My mother planned to die at home. But she died in the hospital, near her home in Maine, because m that moment, when her growing shortness of breath so frightened and unnerved her, the hospital was where she chose to be. It was the right decision for her, and she was glad to have made it.
As she died on a Friday afternoon, there was very little time—before the appropriate offices closed for the weekend—to arrange for the physical and legal details that would free her body from regulatory limbo and allow us to bring her home. Tasks were divided among those of us gathered at her bedside and we were able by the end of the afternoon to obtain all of the necessary signatures and papers as well as a cardboard “buffalo casket” for transporting her. Hospital security cleared us to take her, then guided us down the service elevator and out the doors of the loading dock, where they watched us as we transferred my mother from gurney to casket and into my brother’s waiting van.

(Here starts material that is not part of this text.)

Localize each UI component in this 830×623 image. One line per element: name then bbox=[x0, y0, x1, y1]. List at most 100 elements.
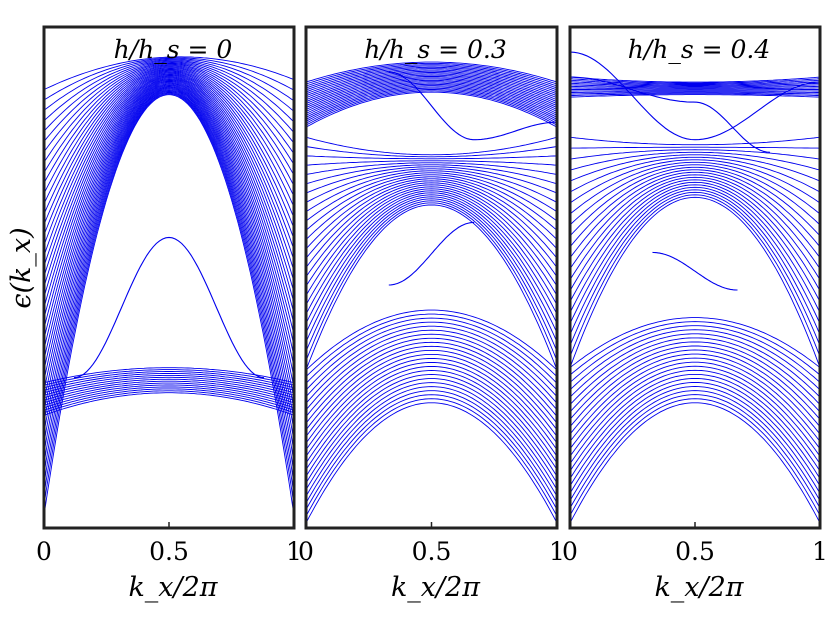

With candles and flowers, family members and friends had transformed my mother’s bedroom into a shrine. And my mother, lying in her own bed, in her own house, looked so at ease and so peaceful that it calmed us all, from the youngest grandchild to the most fearful adult. The softness and sense of well-being that radiated from her was not the death that we had anticipated. This was the stillness of a beloved woman at rest in her sanctuary surrounded by family and friends, children, grandchildren, dogs. The expression on her face at death, the simple beauty and dignity and authenticity of her presence, confirmed that it was right for her to be there, and right for us as well-to watch her grandchildren sit beside her on the bed and speak lovingly to her and touch her hands and smooth her gray hair, unafraid of this death, supporting her in this great unknown venture, conversant with spirit, healing their grandmother, healing themselves and their world through such simple acts of love.
For the next three days we sat with my mother, talked to her, read to her, sang to her, cried, laughed, told stories, meditated with her, prayed with her, chanted, watched birds visit her bedroom window feeders (as she loved to do). As a family, we ate our meals together at her house. As a community, we gathered at her house—that most welcoming of homes—to support her and one another. On Saturday evening, about thirty-five of us sang to her for several hours.
We gathered again Sunday morning, this time to build a raft for her, so that she could float, like Avalokiteshvara, high on the waves of birth and death, and thus journey safely to the far shore. We hand-selected wood from the lumberyard and a crew of family and friends constructed the raft in my mother’s driveway. We decorated the raft with favorite and familiar things: photographs, drawings, poems, messages, the names of all her loved ones; and we added treats and treasures for her journey.
On the third night we kept a vigil in her room. The following day, Monday, we gathered in the early afternoon to witness the boarding of the raft and to bid her farewell. And then we drove the raft to the crematorium.
In the slanted light of that late autumn afternoon we stood and watched the fire of my mother’s life rise high above the chimney of the crematorium, dissolving into blue sky, watched her raft float higher and higher, growing lighter and lighter and lighter, until no trace remained. A flock of blackbirds heading south to their wintering grounds passed through this empty sky; a herring gull soared into this western light, dipped, then turned, gliding toward the Fore River marshes. This body, her body, our body, moving everywhere now, touching everything, becoming everything.